The Commission is also investigating the potential foreign subsidies received by ADNOC and Covestro in their acquisition. This investigation follows concerns that these subsidies could distort the EU's internal market. So far, Spain is the only country to enforce a €0.45/kg plastic tax on non-reusable packaging.
Participants in a campaign encourage the EU to address high recyclate costs, plant closures, and other aspects of the plastic recycling industry's 'broken economics'. If nothing is done, there is a fear that there will be no viable recyclers left by the time the PPWR comes into force, leaving industries reliant on virgin plastics and 'underpriced' imports.

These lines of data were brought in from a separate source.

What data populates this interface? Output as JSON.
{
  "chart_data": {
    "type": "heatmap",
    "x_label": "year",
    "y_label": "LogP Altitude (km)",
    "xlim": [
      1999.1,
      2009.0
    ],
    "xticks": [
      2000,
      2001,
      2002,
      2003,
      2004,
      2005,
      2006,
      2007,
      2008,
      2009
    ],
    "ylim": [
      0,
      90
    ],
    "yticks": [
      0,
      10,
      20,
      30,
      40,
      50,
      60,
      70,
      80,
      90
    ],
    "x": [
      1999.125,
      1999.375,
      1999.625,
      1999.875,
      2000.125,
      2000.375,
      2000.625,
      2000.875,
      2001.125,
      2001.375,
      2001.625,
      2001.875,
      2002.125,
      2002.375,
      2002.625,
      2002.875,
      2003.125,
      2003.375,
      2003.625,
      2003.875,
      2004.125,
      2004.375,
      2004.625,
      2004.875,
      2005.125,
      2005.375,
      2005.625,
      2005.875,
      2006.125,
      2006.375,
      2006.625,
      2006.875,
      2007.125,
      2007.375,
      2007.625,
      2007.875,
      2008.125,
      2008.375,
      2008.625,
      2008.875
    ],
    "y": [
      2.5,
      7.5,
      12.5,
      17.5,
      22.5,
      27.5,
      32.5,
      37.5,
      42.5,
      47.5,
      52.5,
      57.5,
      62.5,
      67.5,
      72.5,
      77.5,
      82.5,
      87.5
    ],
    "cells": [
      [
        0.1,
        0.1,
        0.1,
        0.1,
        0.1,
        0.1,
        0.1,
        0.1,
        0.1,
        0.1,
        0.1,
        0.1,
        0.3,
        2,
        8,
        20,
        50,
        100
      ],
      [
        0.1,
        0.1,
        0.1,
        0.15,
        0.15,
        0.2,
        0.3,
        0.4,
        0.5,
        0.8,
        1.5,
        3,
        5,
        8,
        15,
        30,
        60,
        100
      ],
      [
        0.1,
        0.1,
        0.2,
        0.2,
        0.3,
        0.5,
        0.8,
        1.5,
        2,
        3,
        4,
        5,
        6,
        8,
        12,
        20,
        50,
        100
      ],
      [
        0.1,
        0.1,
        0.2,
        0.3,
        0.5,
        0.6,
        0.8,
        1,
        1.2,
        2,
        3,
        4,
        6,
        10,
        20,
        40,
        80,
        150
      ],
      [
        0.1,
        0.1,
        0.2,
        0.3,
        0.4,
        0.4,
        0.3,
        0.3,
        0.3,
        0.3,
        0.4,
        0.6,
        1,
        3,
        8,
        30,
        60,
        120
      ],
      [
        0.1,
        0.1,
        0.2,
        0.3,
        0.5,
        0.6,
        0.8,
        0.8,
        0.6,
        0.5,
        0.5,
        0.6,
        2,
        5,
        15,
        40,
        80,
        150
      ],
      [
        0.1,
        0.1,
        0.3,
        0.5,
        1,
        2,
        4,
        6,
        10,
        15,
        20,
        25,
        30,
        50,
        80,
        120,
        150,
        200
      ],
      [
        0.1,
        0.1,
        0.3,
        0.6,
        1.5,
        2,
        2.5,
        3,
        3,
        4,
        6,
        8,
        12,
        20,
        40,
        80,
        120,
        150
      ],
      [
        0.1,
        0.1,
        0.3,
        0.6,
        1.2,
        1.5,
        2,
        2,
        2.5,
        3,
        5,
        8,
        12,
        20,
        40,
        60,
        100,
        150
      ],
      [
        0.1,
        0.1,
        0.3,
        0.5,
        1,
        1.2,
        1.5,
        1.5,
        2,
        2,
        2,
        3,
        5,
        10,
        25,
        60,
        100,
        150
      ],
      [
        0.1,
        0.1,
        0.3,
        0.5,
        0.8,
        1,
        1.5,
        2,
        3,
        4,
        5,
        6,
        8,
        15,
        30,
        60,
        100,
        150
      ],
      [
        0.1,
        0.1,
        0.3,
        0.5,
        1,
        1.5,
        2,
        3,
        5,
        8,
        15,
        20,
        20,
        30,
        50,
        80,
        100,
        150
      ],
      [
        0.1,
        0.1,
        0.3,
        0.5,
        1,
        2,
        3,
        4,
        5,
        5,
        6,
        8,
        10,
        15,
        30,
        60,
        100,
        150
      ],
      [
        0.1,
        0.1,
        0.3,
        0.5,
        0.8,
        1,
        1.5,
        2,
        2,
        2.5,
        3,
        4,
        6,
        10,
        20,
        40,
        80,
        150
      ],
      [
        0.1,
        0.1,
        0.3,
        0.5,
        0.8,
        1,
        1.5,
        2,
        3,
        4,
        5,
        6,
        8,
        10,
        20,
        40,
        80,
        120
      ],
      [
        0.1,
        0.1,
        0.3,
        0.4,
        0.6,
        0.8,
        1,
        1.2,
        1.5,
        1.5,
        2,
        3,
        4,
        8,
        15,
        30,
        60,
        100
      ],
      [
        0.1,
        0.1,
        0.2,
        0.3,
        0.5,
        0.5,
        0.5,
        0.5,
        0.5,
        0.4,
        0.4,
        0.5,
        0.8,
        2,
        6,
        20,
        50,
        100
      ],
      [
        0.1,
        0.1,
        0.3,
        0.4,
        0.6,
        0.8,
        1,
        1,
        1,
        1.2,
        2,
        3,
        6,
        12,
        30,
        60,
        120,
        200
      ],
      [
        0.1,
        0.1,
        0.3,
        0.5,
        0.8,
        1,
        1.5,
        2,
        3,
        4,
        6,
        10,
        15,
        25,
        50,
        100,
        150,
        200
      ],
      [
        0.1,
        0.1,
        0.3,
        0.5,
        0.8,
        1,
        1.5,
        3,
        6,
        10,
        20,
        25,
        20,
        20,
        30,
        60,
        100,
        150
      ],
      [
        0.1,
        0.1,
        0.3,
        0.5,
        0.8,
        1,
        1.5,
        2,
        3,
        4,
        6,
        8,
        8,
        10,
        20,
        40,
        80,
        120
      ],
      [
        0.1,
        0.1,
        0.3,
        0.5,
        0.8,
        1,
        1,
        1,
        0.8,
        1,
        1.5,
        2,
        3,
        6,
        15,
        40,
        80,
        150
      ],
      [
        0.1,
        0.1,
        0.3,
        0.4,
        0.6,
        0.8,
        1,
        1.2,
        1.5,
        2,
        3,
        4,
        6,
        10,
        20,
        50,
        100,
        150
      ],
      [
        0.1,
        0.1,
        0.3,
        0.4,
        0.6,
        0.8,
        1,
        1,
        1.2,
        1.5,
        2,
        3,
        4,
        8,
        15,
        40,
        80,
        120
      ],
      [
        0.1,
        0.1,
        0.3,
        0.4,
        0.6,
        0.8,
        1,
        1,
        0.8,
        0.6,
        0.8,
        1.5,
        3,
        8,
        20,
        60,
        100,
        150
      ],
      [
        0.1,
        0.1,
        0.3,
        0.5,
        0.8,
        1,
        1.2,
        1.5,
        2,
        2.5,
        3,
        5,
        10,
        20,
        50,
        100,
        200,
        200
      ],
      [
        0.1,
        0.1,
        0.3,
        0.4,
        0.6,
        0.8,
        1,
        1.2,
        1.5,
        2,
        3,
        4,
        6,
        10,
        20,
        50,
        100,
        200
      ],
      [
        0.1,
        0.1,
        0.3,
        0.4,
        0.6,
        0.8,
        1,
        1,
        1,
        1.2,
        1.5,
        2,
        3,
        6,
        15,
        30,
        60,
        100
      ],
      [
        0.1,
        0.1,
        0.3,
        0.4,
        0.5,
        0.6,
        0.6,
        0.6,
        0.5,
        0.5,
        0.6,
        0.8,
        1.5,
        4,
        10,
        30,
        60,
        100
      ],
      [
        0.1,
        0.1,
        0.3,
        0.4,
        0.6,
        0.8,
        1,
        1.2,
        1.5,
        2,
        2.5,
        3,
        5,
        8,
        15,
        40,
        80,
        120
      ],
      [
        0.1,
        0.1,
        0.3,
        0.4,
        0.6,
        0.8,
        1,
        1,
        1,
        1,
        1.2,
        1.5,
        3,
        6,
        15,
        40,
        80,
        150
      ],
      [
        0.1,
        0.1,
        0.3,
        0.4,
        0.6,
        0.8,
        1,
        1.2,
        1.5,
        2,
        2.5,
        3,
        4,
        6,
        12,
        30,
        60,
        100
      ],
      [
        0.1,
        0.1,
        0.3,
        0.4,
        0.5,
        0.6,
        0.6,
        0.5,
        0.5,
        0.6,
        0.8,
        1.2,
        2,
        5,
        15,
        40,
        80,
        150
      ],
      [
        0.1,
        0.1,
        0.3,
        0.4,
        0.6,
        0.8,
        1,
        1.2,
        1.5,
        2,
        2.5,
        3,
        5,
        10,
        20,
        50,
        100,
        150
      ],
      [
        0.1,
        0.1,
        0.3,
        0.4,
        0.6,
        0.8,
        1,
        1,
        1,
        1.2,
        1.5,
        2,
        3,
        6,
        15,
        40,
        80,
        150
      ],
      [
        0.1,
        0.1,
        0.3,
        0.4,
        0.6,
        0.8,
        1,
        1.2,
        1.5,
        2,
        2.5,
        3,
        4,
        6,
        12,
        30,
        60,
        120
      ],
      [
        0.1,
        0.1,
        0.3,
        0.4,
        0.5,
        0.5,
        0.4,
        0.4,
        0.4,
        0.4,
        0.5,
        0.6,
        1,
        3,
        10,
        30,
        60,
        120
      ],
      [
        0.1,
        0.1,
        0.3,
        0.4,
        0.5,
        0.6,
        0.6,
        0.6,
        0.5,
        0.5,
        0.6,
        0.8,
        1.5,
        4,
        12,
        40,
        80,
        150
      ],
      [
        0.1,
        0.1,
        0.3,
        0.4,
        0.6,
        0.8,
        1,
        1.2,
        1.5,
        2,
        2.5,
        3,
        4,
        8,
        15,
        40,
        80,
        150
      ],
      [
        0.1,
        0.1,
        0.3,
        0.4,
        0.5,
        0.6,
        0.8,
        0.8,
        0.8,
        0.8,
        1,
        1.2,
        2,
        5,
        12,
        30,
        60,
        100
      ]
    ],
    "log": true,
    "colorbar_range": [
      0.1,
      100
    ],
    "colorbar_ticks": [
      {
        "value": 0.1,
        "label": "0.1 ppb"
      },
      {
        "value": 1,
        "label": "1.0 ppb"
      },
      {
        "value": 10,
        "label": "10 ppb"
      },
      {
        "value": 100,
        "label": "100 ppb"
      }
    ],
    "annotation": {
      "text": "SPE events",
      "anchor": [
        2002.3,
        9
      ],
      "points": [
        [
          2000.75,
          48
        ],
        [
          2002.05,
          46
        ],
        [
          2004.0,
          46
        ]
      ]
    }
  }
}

The levy is intended to encourage progress towards sustainability, but its contribution depends on effective implementation and addressing potential impacts on competitiveness, material substitution, and enforcement to avoid fraud. An impact assessment of the levy's impacts is expected to ensure that any further action is focused on improving circularity for the plastics sector.
EuPC, Plastics Europe, and Petcore Europe, among others, have urged the European Commission to maintain the current levy and earmark the proceeds to fund a circular economy for the plastics sector. The European Commission's proposal argues that the current levy risks disincentivizing Member States from pursuing EU recycling targets. The signatories believe that the levy should help, not hinder, Europe's transition towards a more sustainable future.